We talk about it all the time: Stay away from power lines or you may get electrocuted. Well, how is it that when we drive down the road and see birds sitting on a wire, they are perfectly fine?

I ask this question when I’m giving safety demonstrations to 4th graders. The answers I get back have been very interesting; I think my favorite answer from a student so far was “because birds have hollow bones.” They generally do, but that’s not the reason.

So, how can birds sit on a wire that is not insulated with 7200 volts of electricity going through it?

The answer is that birds — and our bodies — are conductors, but they do not get electrocuted unless they make contact with an energized line and the ground, or something in a different “potential.” Electricity flows by the movement of electrons through conductors. For electrons to move, there must be what we call a “difference in electrical potential.” The electricity flowing through a single power line at any voltage will continue along the path of least resistance and right past birds on a wire — because there is no difference in electrical potential.

However, if a bird touches the ground while sitting on a wire or flaps its wings and touches another electric wire with a different voltage or phase, the bird will be electrocuted. This is because the bird’s body becomes a path for the electricity to reach either the ground (which has no voltage) or the wire with a different voltage or phase.

Lightning always wants to move toward the ground, and electricity does, too.
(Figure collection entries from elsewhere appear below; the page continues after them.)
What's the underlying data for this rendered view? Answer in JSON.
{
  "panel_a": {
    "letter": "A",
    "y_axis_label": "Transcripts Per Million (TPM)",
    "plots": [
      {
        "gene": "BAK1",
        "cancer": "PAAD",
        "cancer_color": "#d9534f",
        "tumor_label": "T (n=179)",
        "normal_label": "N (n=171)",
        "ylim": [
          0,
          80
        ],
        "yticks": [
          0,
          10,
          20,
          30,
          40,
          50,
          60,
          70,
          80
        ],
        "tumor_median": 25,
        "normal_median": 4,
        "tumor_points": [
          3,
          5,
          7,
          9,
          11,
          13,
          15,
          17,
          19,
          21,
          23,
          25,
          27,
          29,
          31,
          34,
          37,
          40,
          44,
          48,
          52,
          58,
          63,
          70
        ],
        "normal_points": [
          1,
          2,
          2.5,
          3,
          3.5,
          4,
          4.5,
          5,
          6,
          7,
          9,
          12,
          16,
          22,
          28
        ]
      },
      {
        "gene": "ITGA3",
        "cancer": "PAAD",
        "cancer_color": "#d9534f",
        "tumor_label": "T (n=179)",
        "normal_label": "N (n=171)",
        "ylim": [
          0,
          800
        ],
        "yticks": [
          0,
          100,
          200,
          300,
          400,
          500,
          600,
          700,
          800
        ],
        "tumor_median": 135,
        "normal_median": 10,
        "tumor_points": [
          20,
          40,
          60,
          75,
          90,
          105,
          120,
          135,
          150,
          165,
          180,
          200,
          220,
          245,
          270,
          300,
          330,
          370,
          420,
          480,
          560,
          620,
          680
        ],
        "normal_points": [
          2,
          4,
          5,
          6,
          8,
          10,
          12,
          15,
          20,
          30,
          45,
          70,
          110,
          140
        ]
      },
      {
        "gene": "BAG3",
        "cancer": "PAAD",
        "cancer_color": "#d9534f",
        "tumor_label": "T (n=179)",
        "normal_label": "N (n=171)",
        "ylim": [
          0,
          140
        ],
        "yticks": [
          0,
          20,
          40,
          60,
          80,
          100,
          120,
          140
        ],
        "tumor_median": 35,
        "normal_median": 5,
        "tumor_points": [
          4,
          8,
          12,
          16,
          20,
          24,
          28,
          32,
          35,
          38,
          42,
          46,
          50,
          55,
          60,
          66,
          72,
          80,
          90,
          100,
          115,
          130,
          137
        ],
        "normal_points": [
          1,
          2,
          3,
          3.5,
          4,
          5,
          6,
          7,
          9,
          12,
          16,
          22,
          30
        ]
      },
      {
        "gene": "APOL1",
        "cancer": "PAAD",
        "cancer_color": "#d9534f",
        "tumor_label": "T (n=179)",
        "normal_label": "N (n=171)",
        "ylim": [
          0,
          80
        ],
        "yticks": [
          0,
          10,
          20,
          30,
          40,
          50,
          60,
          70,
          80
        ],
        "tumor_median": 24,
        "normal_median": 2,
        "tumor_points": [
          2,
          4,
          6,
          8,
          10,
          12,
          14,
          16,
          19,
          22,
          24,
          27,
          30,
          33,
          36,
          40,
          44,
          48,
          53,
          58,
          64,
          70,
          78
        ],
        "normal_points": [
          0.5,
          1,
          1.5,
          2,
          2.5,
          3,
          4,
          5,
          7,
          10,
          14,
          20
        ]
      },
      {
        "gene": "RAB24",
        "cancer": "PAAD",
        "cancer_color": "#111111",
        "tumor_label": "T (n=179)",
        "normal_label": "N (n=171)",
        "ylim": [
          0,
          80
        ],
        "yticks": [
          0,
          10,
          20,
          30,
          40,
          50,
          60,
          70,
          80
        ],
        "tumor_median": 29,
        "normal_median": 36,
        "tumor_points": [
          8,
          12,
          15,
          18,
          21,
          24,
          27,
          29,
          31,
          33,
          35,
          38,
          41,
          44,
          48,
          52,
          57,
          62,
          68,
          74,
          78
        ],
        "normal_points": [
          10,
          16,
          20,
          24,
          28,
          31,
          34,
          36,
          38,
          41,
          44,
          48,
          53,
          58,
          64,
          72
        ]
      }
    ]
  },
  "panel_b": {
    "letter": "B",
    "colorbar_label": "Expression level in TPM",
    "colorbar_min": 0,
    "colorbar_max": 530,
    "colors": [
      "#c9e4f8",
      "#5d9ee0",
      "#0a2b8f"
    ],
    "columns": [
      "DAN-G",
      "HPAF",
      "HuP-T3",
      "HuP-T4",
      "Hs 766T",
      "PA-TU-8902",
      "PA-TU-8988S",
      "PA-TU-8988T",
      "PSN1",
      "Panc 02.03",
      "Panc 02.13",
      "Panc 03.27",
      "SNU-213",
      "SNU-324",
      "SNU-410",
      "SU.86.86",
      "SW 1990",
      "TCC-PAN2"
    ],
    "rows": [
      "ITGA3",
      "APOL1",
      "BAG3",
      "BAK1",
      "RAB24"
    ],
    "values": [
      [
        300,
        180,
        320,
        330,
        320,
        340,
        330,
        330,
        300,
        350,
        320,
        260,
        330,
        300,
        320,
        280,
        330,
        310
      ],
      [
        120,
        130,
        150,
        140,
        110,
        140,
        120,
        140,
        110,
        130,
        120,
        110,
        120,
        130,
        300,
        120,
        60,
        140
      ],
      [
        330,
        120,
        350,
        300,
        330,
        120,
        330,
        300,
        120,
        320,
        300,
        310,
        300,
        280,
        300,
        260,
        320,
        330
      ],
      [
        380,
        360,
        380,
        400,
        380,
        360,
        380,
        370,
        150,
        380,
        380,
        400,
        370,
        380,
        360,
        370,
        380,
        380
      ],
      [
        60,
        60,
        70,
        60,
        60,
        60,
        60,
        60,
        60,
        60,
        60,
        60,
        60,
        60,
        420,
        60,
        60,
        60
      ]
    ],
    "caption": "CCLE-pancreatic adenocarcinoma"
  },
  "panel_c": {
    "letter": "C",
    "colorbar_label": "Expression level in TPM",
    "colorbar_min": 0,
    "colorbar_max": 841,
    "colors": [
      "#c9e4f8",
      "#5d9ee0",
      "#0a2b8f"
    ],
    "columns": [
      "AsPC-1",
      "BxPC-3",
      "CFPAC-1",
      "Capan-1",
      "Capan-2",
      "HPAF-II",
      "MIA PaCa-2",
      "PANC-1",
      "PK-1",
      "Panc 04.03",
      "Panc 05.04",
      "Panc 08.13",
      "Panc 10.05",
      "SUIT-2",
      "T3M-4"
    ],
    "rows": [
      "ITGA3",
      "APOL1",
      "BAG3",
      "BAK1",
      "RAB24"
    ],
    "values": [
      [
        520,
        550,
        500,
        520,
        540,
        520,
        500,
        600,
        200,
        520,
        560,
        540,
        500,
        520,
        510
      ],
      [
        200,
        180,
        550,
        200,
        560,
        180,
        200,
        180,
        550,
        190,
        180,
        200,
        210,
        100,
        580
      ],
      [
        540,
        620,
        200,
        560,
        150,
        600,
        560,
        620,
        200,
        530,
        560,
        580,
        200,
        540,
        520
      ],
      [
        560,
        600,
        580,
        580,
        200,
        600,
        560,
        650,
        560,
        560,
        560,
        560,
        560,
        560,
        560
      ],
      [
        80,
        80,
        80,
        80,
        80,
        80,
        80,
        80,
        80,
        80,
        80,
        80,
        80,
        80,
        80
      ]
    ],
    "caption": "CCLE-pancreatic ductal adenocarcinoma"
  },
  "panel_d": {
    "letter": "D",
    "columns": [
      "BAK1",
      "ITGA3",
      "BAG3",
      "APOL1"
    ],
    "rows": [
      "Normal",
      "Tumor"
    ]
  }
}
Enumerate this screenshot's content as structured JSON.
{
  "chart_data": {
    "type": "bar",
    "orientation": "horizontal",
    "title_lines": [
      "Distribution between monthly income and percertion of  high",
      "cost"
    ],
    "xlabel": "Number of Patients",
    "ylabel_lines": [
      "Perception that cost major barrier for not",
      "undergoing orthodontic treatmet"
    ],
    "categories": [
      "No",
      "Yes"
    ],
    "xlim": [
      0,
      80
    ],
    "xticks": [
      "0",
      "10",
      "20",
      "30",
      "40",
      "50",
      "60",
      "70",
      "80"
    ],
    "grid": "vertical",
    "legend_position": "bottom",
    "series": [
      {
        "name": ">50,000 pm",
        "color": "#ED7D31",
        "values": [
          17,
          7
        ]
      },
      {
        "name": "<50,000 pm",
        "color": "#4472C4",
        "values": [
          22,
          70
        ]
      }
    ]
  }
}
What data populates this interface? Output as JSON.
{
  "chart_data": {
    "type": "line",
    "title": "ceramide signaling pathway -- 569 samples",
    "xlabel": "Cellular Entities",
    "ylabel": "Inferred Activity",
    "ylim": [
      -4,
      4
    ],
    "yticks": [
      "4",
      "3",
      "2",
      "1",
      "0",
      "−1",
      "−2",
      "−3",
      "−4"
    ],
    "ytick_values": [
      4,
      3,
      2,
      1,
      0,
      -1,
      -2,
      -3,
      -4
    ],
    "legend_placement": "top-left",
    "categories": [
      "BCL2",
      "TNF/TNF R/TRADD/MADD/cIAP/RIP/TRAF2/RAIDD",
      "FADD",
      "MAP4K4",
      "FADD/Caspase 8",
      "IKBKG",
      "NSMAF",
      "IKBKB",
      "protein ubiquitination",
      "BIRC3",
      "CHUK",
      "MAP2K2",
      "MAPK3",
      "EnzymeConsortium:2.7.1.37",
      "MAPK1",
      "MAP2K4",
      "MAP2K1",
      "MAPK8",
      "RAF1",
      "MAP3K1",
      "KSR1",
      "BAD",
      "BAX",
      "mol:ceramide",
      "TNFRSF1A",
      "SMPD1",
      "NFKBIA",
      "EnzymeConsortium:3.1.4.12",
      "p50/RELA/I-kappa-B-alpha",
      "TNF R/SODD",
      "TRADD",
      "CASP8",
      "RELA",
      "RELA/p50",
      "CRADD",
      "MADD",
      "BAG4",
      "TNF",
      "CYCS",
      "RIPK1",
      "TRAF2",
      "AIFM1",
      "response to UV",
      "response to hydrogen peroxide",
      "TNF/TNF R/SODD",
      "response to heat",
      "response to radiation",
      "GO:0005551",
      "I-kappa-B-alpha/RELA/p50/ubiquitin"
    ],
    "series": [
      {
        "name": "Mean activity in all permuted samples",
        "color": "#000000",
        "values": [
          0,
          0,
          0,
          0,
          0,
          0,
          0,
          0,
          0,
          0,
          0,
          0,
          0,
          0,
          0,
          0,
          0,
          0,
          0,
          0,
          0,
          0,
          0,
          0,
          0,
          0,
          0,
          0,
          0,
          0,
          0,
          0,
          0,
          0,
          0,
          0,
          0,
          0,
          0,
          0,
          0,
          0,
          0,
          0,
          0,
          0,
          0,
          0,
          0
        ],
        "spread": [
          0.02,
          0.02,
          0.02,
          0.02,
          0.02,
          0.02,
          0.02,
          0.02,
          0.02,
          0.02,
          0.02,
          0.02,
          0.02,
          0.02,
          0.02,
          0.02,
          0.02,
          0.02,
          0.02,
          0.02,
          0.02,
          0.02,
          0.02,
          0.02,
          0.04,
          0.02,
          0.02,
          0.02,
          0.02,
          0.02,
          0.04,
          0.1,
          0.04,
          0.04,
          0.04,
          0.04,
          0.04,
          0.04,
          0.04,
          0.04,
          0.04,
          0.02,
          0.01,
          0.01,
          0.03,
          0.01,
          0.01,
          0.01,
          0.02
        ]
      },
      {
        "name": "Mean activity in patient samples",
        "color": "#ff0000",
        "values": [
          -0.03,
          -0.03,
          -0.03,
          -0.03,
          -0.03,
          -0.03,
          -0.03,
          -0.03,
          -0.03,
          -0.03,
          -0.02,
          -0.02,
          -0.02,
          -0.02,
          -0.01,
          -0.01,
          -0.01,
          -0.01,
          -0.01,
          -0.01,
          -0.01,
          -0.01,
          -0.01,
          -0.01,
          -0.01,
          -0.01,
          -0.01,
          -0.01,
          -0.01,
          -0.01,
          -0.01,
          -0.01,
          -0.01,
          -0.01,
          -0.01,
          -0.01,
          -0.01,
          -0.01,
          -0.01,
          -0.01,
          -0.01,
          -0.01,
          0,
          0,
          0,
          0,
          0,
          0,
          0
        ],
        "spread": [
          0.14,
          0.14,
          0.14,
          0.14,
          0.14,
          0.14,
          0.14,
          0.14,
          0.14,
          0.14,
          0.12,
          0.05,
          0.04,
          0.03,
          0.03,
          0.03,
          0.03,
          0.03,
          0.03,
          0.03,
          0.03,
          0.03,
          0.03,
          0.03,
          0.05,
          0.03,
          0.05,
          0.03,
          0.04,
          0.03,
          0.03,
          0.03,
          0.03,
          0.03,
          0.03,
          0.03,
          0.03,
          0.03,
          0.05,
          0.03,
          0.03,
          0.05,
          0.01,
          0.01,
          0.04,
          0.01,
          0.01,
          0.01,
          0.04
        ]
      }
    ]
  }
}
Therefore, if you have a hot wire and touch it while standing on the ground, the electrons will go through your body to get to the ground. Your body would act as a conductor, and you would get electrocuted in the process.

That is why we must never touch or go near a downed line. If you see a downed power line, always stay clear and keep a distance of at least 30 yards. Be aware that the line could make contact with tree limbs, vehicles, puddles, fences or anything else that is a conductor. There is no way of knowing whether that downed power line is still live. We must always assume it is hot and treat it like it is. Don’t risk your life on a guess — the odds are not in your favor.

Operators of farm equipment or vehicles must also know what to do if their vehicle comes in contact with a power line. Stay on the equipment, warn others to stay away, and call 911. Do not get off the equipment until the utility crew says it is safe to do so.

If you are safe in your vehicle, stay in the vehicle. If it is on fire, or you are not safe and must exit the vehicle, please follow these steps:

  • Open the door or exit and jump clear of the vehicle.

  • Land with your feet together and make sure you do not touch the vehicle. Remember: If you touch the ground and the vehicle at the same time, electricity will travel through you to the ground, and you could get electrocuted.

  • After you have jumped clear from the vehicle and landed with your feet together, start to shuffle so that the toe of one foot shuffles forward along the length of the other foot, ensuring that both feet are in constant contact and always touching the ground. Shuffling will keep you in the same potential if any current is going into the ground.

  • Once you get away from the vehicle, never attempt to get back in or even touch the vehicle until the utility crew says it is safe.

Please follow these rules to stay safe around electricity.